Revision as of 02:06, 23 February 2014 by Happiface (talk | contribs) (Solution)

Problem 17

What is the greatest power of $2$ that is a factor of $10^{1002} - 4^{501}$?

$\textbf{(A) } 2^{1002} \qquad\textbf{(B) } 2^{1003} \qquad\textbf{(C) } 2^{1004} \qquad\textbf{(D) } 2^{1005} \qquad\textbf{(E) }2^{1006}$

Solution 1

We begin by factoring the $2^{1002}$ out. This leaves us with $5^{1002} - 1$.

We factor the difference of squares, leaving us with $(5^{501} - 1)(5^{501} + 1)$. We note that all even powers of 5 more than two end in ...$625$. Also, all odd powers of five more than 2 end in ...$125$. Thus, $(5^{501} + 1)$ would end in ...$126$ and thus would contribute one power of two to the answer, but not more.

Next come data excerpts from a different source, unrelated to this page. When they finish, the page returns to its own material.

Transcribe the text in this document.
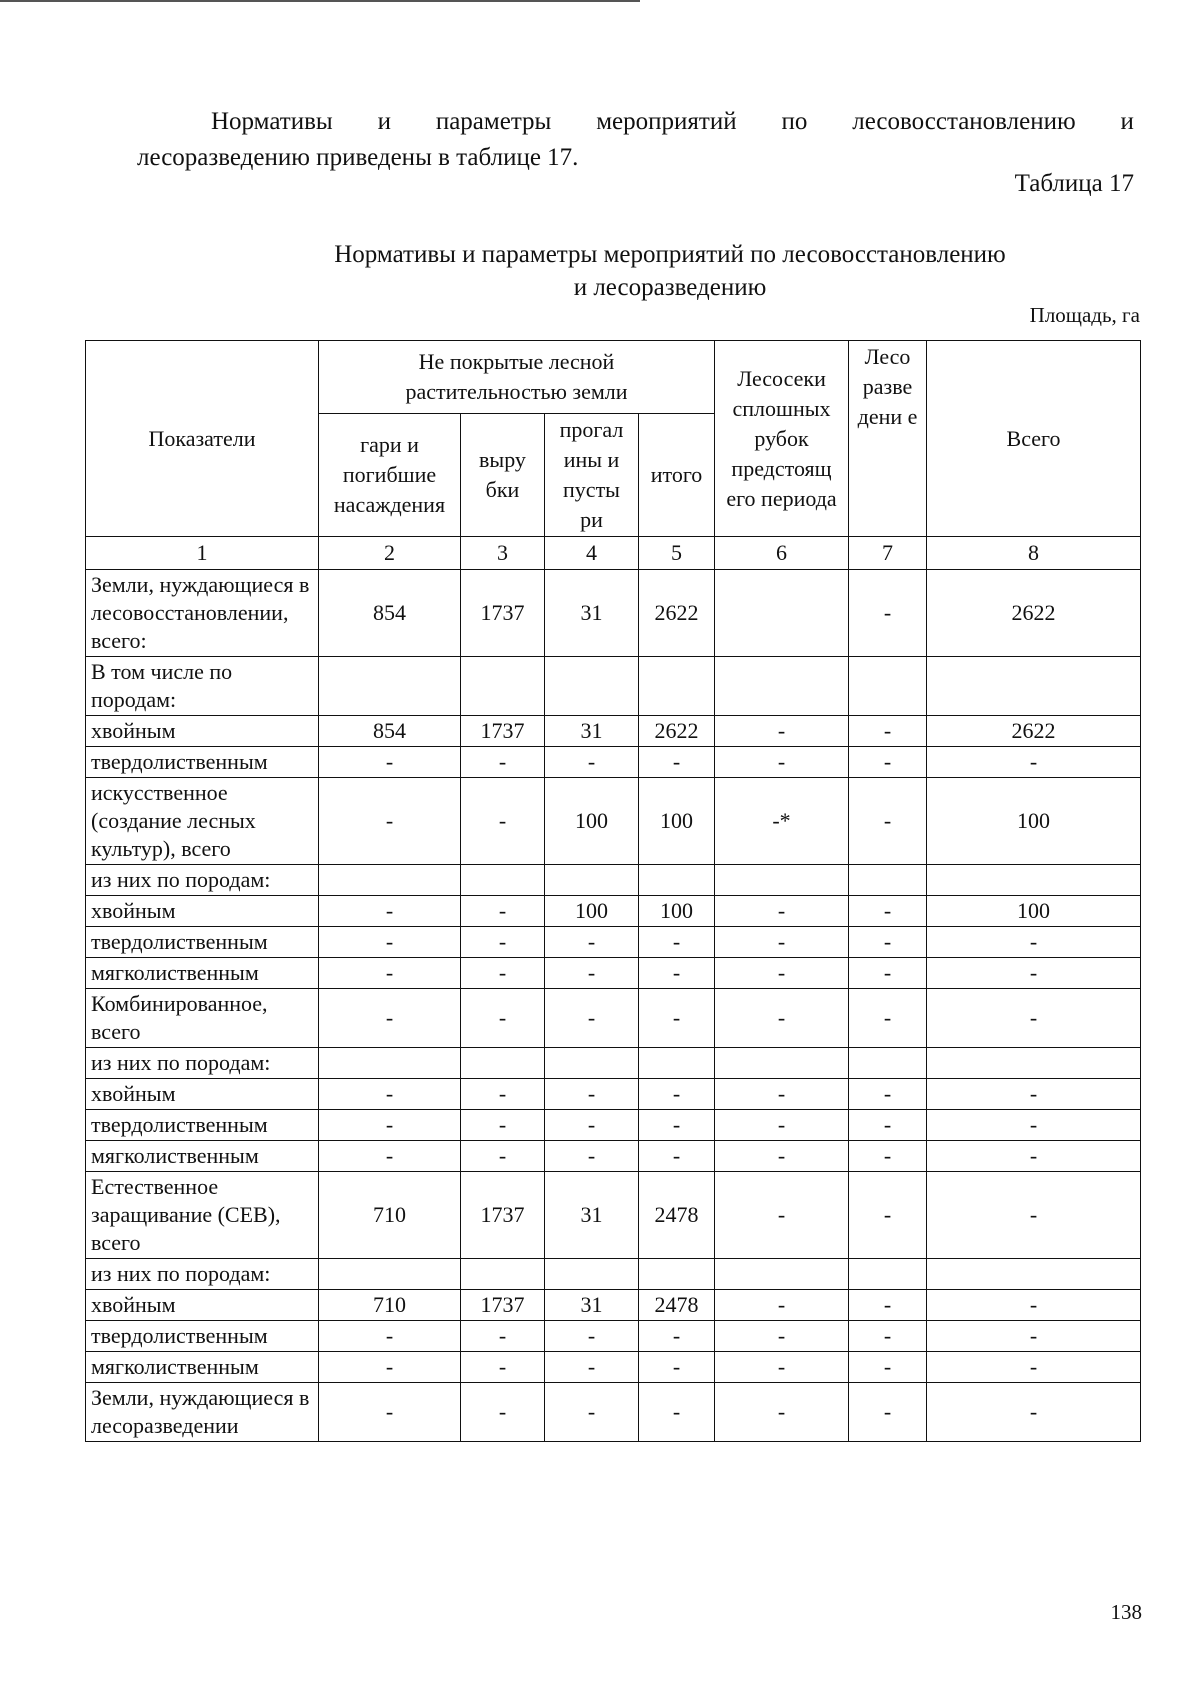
Нормативы и параметры мероприятий по лесовосстановлению и
лесоразведению приведены в таблице 17.
Таблица 17
Нормативы и параметры мероприятий по лесовосстановлению
и лесоразведению
Площадь, га
Показатели	Не покрытые лесной растительностью земли				Лесосеки сплошных рубок предстоящ его периода	Лесо разве дени е	Всего
	гари и погибшие насаждения	выру бки	прогал ины и пусты ри	итого			
1	2	3	4	5	6	7	8
Земли, нуждающиеся в лесовосстановлении, всего:	854	1737	31	2622		-	2622
В том числе по породам:							
хвойным	854	1737	31	2622	-	-	2622
твердолиственным	-	-	-	-	-	-	-
искусственное (создание лесных культур), всего	-	-	100	100	-*	-	100
из них по породам:							
хвойным	-	-	100	100	-	-	100
твердолиственным	-	-	-	-	-	-	-
мягколиственным	-	-	-	-	-	-	-
Комбинированное, всего	-	-	-	-	-	-	-
из них по породам:							
хвойным	-	-	-	-	-	-	-
твердолиственным	-	-	-	-	-	-	-
мягколиственным	-	-	-	-	-	-	-
Естественное заращивание (СЕВ), всего	710	1737	31	2478	-	-	-
из них по породам:							
хвойным	710	1737	31	2478	-	-	-
твердолиственным	-	-	-	-	-	-	-
мягколиственным	-	-	-	-	-	-	-
Земли, нуждающиеся в лесоразведении	-	-	-	-	-	-	-
138
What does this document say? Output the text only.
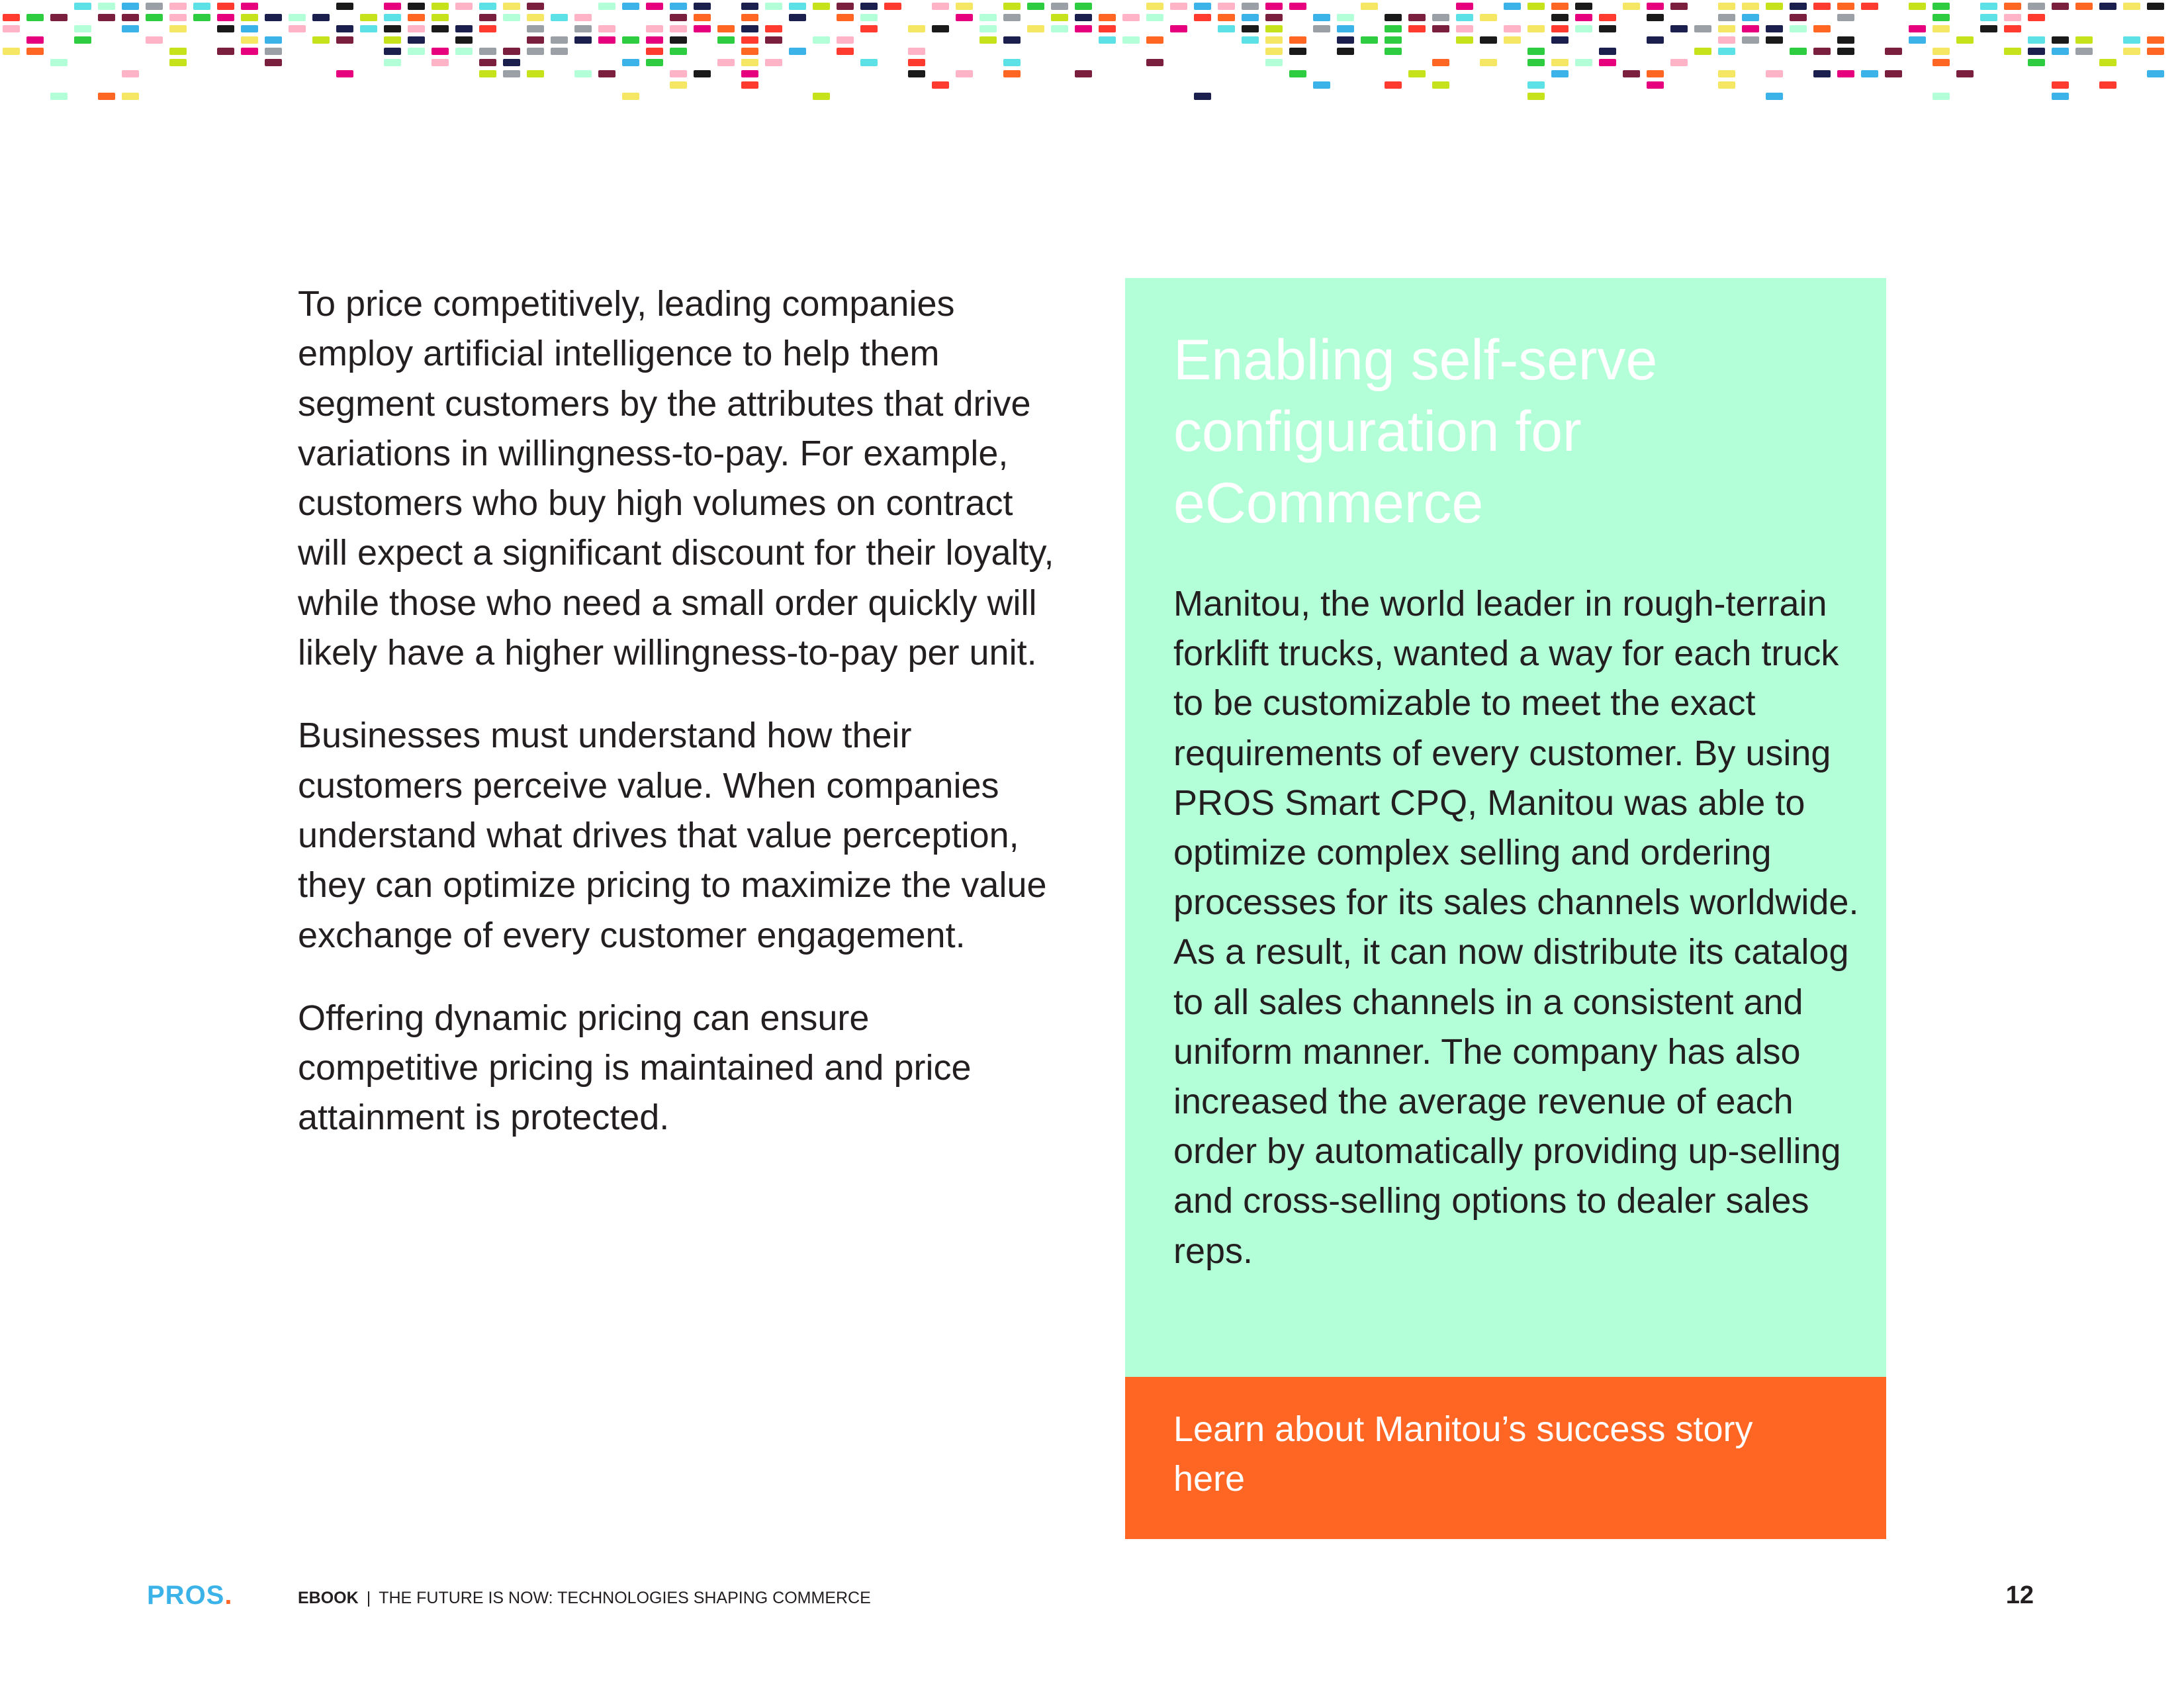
To price competitively, leading companies employ artificial intelligence to help them segment customers by the attributes that drive variations in willingness-to-pay. For example, customers who buy high volumes on contract will expect a significant discount for their loyalty, while those who need a small order quickly will likely have a higher willingness-to-pay per unit.

Businesses must understand how their customers perceive value. When companies understand what drives that value perception, they can optimize pricing to maximize the value exchange of every customer engagement.

Offering dynamic pricing can ensure competitive pricing is maintained and price attainment is protected.

Enabling self-serve configuration for eCommerce

Manitou, the world leader in rough-terrain forklift trucks, wanted a way for each truck to be customizable to meet the exact requirements of every customer. By using PROS Smart CPQ, Manitou was able to optimize complex selling and ordering processes for its sales channels worldwide. As a result, it can now distribute its catalog to all sales channels in a consistent and uniform manner. The company has also increased the average revenue of each order by automatically providing up-selling and cross-selling options to dealer sales reps.

Learn about Manitou’s success story here

PROS.	EBOOK | THE FUTURE IS NOW: TECHNOLOGIES SHAPING COMMERCE	12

We can continue to factor $(5^{501} - 1)$ as a difference of cubes, leaving us with $(5^{167} - 1)$ times an odd number. $(5^{167} - 1)$ ends in ...$124$, contributing two powers of two to the final result.

Adding these extra $3$ powers of two to the original $1002$ factored out, we obtain the final answer of $\textbf{(D) } 2^{1005}$.

Solution 2

First, we can write the expression in a more primitive form which will allow us to start factoring. \[10^{1002} - 4^{501} = 2^{1002} \cdot 5^{1002} - 2^{1002}\] Now, we can factor out $2^{1002}$. This leaves us with $5^{1002} - 1$. Call this number $N$ Thus, our final answer will be $2^{1002+k}$, where $k$ is the largest power of $2$ that divides $N$. Now we can consider $N \pmod{16}$, since $k \le 4$ by the answer choices.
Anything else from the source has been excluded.